¡Nos invaden los robots!
¿Serán estos chips la simiente que nos permita llegar a convivir con transhumanos o poshumanos? ¿Los más ricos podrán pagar para ser más listos o para ver en la oscuridad? ¿Podremos descargar nuestra conciencia en un disco duro y replicarla? ¿Queremos?
Las fiestas de cumpleaños de Elon Musk eran todo un evento para los technobros milmillonarios de California, y a la de 2013 no faltó Larry Page, uno de los padres de Google. Su conversación ya versaba entonces sobre la inteligencia artificial (IA), una tecnología en la que ambos habían invertido millones. Persiguen la creación de una inteligencia artificial general, o sea, una mente autónoma no humana. Musk piensa que ese hito es inevitable, pero, después de haber leído a Asimov, se convenció de que era necesario asegurar la alineación. El concepto es un imperativo: no se debe permitir que los robots tengan mecanismos para volverse contra los intereses de los humanos. Larry Page no comulga con esa idea. «Si la conciencia podía replicarse en una máquina, ¿por qué no iba a ser eso igual de valioso?», insistió, tal y como recoge Walter Isaacson en Elon Musk, la reciente biografía del magnate. «Acusaba a Musk de ser un “especista”, alguien que tiene prejuicios que favorecen a su propia especie. “Bueno, sí, soy prohumano —respondió Musk—. Joder, a mí me gusta la humanidad, tío”».
En la última década, empresas como DeepMind, OpenAI o Neuralink, en las que ambos han tenido mucho que ver, han logrado avances significativos en este campo. El último ocurrió la semana pasada: Neuralink, propiedad de Musk, ha conseguido implantar un chip en un cerebro humano. El dispositivo se llama Telepathy y lo que hace es leer la actividad cerebral y conectarla a un ordenador. Se trata de una interfaz cerebro-máquina y permite emplear los computadores directamente con el cerebro… o viceversa. Tiene algunas aplicaciones de indudable utilidad pública. Por ejemplo, se espera que con Telepathy se pueda recuperar parte de la actividad cerebral de enfermos de ELA. Hay experiencias que avalan esta posibilidad. El año pasado, la Escuela Politécnica Federal de Lausana (Suiza) consiguió que un tetrapléjico, Gert-Jan Oskam, volviese a caminar con un dispositivo similar.

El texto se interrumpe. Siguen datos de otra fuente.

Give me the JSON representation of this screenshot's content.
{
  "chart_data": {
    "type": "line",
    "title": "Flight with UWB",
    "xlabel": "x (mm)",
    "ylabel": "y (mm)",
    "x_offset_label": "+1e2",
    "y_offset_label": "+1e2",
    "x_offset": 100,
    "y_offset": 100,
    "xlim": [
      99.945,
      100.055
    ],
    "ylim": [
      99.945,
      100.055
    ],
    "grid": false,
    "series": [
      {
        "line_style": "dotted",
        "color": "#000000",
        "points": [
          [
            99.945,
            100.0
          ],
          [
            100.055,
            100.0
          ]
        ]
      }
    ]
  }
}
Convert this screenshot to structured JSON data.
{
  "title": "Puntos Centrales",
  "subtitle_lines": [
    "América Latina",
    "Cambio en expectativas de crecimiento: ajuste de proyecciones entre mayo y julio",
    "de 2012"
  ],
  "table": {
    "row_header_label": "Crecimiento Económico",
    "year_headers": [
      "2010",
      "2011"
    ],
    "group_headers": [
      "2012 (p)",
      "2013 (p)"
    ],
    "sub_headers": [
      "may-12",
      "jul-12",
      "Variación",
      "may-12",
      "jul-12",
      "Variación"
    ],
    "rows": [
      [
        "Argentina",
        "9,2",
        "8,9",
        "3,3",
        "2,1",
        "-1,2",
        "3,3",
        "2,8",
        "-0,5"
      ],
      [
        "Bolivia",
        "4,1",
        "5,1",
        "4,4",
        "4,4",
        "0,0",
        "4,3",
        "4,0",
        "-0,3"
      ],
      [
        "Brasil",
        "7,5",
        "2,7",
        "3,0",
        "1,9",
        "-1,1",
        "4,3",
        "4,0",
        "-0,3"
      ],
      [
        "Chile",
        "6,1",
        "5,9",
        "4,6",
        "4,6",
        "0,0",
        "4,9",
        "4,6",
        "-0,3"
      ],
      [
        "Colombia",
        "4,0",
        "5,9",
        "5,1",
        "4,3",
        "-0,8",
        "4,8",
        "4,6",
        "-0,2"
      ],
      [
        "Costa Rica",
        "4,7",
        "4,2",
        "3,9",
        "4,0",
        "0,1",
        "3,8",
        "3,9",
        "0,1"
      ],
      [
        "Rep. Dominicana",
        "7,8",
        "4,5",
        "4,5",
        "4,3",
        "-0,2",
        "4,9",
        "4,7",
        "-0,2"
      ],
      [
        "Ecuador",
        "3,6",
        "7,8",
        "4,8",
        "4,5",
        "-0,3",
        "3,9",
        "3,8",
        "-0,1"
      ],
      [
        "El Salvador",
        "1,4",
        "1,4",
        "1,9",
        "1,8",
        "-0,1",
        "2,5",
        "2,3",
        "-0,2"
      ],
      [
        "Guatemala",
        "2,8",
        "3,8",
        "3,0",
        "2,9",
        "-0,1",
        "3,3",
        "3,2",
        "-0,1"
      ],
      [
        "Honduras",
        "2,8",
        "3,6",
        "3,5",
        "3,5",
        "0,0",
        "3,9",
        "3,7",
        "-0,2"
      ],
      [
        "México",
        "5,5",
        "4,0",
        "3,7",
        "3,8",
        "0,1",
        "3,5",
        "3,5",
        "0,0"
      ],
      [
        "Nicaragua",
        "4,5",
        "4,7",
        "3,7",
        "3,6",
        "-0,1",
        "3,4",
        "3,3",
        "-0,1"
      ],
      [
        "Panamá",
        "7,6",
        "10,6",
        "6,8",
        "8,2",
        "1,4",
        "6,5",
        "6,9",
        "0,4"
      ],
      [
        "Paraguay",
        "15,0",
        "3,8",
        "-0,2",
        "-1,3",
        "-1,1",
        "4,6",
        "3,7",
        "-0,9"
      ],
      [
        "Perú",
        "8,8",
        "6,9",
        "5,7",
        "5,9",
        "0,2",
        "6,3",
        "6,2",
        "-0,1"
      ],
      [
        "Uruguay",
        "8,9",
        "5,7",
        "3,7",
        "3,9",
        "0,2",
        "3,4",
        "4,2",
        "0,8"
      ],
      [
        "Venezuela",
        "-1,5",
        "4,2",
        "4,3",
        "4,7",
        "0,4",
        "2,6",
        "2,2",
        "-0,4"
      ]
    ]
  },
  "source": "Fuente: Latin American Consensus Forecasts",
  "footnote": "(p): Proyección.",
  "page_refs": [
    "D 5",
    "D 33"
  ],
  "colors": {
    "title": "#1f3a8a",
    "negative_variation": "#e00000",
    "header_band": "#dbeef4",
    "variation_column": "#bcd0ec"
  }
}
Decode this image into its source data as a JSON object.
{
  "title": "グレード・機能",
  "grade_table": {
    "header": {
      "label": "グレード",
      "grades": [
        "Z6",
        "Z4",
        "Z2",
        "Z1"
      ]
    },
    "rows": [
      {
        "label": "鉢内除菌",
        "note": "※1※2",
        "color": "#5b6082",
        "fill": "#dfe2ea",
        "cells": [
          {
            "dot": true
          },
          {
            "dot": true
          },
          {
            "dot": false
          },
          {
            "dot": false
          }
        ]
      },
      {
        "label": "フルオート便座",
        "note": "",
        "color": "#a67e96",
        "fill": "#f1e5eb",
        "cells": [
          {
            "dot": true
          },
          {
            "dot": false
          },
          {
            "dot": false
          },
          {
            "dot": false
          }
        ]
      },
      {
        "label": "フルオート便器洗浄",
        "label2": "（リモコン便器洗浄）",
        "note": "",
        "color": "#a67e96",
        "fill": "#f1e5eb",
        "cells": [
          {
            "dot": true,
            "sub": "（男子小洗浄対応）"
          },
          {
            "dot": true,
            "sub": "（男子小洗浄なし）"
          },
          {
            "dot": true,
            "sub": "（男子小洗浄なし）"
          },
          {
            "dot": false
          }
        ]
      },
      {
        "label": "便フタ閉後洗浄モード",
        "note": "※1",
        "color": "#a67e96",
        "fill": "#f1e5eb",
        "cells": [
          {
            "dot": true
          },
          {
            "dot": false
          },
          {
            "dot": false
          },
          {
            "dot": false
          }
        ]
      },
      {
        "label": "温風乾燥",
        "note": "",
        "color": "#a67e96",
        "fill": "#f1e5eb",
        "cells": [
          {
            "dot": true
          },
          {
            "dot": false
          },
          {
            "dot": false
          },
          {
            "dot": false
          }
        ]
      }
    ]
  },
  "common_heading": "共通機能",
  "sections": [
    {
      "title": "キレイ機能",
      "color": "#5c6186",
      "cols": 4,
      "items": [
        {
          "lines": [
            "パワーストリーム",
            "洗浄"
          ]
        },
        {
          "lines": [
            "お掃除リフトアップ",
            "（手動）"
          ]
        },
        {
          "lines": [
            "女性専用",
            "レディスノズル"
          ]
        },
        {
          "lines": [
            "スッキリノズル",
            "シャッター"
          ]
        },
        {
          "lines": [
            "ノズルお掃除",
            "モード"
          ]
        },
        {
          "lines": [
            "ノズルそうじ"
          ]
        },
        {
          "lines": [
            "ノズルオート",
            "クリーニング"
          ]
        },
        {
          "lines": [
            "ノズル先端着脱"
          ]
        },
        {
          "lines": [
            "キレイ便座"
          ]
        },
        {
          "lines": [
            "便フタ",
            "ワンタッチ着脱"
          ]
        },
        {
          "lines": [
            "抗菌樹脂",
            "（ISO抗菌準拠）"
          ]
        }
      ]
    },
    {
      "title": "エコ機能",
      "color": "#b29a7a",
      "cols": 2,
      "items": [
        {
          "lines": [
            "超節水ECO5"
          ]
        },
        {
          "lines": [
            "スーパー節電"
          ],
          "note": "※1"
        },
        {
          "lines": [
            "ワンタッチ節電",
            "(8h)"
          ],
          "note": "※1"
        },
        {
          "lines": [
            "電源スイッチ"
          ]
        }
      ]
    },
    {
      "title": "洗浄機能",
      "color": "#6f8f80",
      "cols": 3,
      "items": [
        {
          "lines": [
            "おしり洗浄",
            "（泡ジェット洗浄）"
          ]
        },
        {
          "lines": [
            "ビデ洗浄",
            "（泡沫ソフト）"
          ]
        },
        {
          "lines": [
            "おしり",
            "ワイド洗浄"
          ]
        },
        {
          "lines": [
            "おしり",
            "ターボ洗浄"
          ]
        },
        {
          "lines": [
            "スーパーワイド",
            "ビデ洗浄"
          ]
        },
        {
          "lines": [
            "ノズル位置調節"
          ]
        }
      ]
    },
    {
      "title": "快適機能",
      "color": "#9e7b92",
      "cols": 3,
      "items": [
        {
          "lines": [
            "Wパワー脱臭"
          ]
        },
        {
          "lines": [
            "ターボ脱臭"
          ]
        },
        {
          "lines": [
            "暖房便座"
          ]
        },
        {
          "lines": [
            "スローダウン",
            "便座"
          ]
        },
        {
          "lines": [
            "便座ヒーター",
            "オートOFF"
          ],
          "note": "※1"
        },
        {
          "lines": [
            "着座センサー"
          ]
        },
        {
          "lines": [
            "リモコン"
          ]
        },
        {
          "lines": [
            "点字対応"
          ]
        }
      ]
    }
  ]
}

Esta clase de tecnologías son todavía muy experimentales y lo cierto es que se desconocen los efectos secundarios que puede acarrear, con el paso de los años, tener insertado un chip en el cerebro. Los interrogantes éticos al respecto tampoco son menores. Y aquí es donde quería yo llegar. La noticia que ha sacudido al mundo la semana pasada no se puede interpretar como otro sorprendente avance médico, aunque lo sea. Insertar chips en los cerebros humanos es una etapa más de una agresiva carrera empresarial para comprender y replicar la conciencia humana.
Google no tiene mucho interés en la seguridad de la IA, pero la idea de Musk también tiene sus riesgos. Piensa que será más fácil lograr la alineación —dominar a las máquinas— cuanto más conectadas estén con los humanos. Conectadas con nuestro cerebro, concretamente. Yo le veo muchos problemas al asunto. El más elemental es que el señor Musk puede equivocarse, pero no tiene contrapesos legales y casi no hay competencia. La industria de la IA está trabajando en un campo que tardará años en regularse y es casi seguro que la regulación será reactiva, cuando los daños estén ya hechos. Además, se abren una infinidad de jugosos experimentos para el transhumanismo. ¿Serán estos chips la simiente que nos permita llegar a convivir con transhumanos o poshumanos? ¿Algunos de nosotros —los más ricos— podrán pagar para ser más listos, para ver en la oscuridad o para saber kung-fu? ¿Podremos, como profetizan algunos gurús del futuro, descargar nuestra conciencia en un disco duro y replicarla? ¿Queremos eso?
No tengo las respuestas, pero tengo muchas más preguntas. De todas las posibilidades que nos presenta este nuevo desarrollo tecnológico, lo que más me inquieta es la premisa sobre la que se construyen: una carrera empresarial que mueve muchísimo dinero. ¿No sería conveniente que hubiera más competencia, más regulación, más comités éticos, más universidades, más humanistas en el ajo? No vaya a ser que nos invadan los robots… y nos pillen desprevenidos.